May God have mercy on us!
Séamus Ó Mathúna
Baile na Rátha, An Uaimh, An Mhí
Greens have failed to ease the despair of homelessness
It is obvious from the initial notes on the agreement to form a government that the new coalition has no intention of tackling the housing crisis in the only way it can be done – the State prioritising and implementing a programme of social house-building big enough to ensure every citizen can access a secure, adequate and decent place to live (‘From transport to education – what’s in the new Programme for Government, and what now?’, Irish Independent, June 15).
It is profoundly disappointing to see the Greens prepared to sit in government for five years and become benign onlookers as the misery caused by homelessness, and the threat of it, is allowed to persist.
It seems the pursuit of high office once again trumped any ambition to act on the common good.
Wind turbines generate a different type of problem
If the Greens are to hold sway with their base as members of government, a ban on gas exploration is a win. But it is a hollow win.
They should also seek divestment from wind energy turbines. Going after fossil fuel is easy. A harder, but more environmentally conscious effort would go after wind turbines too.

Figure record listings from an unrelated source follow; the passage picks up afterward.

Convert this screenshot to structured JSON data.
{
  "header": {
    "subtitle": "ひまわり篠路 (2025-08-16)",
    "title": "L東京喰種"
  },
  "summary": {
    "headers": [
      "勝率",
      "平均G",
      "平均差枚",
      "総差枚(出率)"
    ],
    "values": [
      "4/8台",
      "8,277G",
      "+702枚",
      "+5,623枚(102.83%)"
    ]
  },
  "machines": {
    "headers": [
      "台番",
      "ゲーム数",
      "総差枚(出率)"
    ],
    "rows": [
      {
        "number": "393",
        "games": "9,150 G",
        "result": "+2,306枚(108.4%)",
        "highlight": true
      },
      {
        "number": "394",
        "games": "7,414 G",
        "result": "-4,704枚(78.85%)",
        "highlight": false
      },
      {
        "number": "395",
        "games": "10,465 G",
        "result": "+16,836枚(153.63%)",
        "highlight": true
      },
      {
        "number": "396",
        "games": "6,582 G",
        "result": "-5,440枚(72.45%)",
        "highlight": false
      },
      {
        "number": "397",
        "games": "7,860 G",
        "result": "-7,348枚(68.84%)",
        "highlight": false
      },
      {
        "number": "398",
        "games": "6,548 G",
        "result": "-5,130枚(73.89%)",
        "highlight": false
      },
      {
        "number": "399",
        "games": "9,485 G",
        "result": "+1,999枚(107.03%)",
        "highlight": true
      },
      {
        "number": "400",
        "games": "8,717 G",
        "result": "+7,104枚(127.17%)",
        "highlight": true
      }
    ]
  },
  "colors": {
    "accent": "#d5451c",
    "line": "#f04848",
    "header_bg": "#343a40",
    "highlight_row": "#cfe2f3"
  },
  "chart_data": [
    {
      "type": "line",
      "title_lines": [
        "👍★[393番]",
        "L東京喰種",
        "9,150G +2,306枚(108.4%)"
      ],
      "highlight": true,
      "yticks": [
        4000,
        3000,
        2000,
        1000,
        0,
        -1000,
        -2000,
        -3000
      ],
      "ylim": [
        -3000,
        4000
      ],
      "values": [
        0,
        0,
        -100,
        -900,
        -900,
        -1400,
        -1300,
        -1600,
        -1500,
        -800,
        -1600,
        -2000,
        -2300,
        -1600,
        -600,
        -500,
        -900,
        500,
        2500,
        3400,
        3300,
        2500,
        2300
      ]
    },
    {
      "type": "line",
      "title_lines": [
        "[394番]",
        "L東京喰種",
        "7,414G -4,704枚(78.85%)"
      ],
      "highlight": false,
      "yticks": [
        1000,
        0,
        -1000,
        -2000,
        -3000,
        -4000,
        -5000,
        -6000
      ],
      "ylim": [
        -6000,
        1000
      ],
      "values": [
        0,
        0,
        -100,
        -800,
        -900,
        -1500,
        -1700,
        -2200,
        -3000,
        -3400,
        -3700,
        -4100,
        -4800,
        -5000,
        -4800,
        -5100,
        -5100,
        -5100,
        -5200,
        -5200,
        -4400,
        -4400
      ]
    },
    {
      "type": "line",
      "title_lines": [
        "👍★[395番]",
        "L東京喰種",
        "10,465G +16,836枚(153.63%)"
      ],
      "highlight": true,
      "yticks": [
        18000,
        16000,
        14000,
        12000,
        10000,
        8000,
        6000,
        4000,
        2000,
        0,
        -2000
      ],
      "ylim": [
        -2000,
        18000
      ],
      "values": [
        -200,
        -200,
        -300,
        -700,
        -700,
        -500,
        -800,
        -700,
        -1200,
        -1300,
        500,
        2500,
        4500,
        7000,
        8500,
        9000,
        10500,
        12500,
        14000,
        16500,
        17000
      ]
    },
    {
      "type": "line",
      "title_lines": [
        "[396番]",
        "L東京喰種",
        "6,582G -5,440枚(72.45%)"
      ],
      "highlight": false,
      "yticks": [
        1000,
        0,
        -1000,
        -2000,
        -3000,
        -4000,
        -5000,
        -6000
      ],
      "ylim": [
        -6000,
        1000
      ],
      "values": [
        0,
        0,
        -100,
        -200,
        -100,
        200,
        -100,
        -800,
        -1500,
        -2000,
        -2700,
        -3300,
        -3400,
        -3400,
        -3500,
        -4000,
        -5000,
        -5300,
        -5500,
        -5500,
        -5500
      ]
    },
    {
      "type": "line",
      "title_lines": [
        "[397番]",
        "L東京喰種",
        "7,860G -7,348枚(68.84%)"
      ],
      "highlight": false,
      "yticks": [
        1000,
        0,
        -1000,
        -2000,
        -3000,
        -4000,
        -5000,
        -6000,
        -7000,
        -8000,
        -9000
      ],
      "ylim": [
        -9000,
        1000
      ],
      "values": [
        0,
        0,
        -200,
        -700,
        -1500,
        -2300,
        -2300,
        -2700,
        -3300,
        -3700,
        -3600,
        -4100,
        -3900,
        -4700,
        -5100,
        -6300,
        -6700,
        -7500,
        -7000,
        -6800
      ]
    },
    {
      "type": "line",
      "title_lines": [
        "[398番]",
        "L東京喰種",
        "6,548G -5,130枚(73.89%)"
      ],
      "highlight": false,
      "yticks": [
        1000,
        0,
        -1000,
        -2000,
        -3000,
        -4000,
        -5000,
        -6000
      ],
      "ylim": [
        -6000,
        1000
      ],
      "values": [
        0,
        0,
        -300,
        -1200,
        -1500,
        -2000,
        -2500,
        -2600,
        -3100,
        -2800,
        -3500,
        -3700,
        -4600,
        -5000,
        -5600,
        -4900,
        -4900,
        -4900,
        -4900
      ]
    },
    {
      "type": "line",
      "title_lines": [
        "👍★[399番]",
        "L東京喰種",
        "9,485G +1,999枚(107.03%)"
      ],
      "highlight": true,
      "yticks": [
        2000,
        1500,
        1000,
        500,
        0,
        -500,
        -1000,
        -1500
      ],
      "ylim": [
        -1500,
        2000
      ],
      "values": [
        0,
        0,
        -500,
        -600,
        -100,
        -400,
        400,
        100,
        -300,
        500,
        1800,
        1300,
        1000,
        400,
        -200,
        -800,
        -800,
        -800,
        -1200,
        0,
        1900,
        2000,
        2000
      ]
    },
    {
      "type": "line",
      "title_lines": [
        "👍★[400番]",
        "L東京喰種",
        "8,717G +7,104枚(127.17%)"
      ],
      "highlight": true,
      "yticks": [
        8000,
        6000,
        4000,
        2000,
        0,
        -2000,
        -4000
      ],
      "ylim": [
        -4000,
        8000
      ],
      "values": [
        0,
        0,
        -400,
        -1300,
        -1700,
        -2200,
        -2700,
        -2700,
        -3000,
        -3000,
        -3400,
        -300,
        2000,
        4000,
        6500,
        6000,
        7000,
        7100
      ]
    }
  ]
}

Not because of visual pollution, but because of real issues with turbine recycling and a reliance on landfills (there is more and more discussion on this coming out of the US and it was recently the subject of an investigation by Bloomberg Green – see ‘Wind turbines can’t be recycled’).
The Greens’ flaw is not that they’re right-wing, a foolish charge. Nor that they expose themselves through public bickering, something all parties do. A more serious flaw is their lack of ability to address difficult but important issues around the negative environmental impacts of wind energy.

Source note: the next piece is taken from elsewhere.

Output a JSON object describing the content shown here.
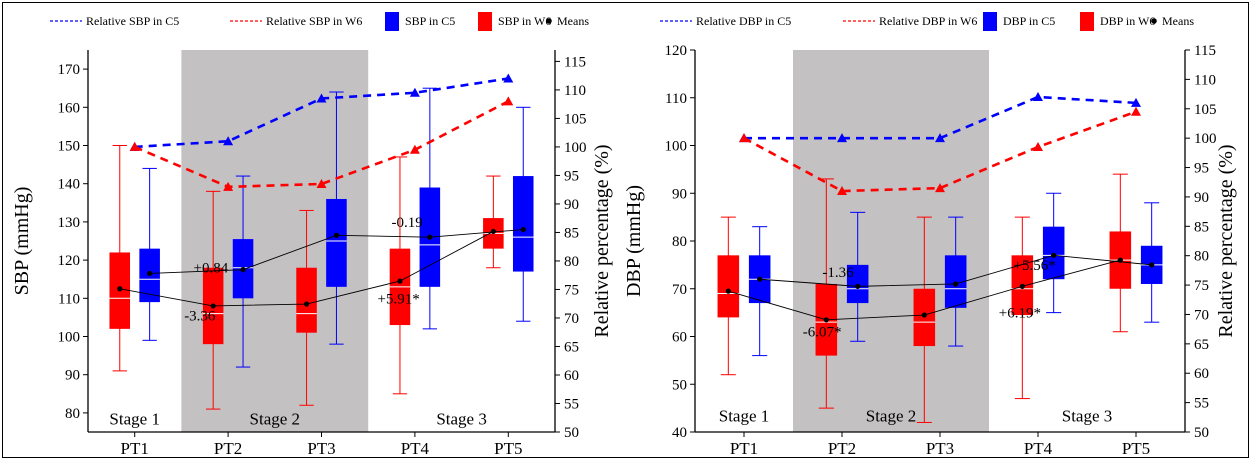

You’d be forgiven for asking: “Where’s the beef?”
Frederick Lane North, Dublin 1
End of direct provision for asylum seekers welcome
I was delighted to see one of the elements to help get an agreement for a new government formation was to begin to see the end of the dreadful direct provision system for asylum seekers in this country.
Glenties, Co Donegal
Wage scheme needs to keep flying for key aviation sector
Economic activity has significantly contracted due to the public health emergency. Many sectors have been severely impacted, not least of which is the aviation sector, not only a huge source of employment but also a significant economic driver for the open economy that is Ireland.
As an island nation, connectivity is key and therefore strong air links and strong airlines need to be maintained and supported so green shoots of recovery can emerge when conditions allow.
The requirement to self-quarantine for 14 days upon arrival is having a detrimental effect on recovery plans for the airlines. Once restrictions are lifted it will take some time for them to recover.
Airlines are putting entire staff on short time to retain flexibility advantage should an upswing occur when restrictions are lifted and pent-up demand can be realised.
The Temporary Wage Subsidy Scheme will need to be extended for the sector so airlines and workers are supported at this time until recovery returns – but with the caveat that airlines do not use such schemes to caustically erode the working conditions of those workers.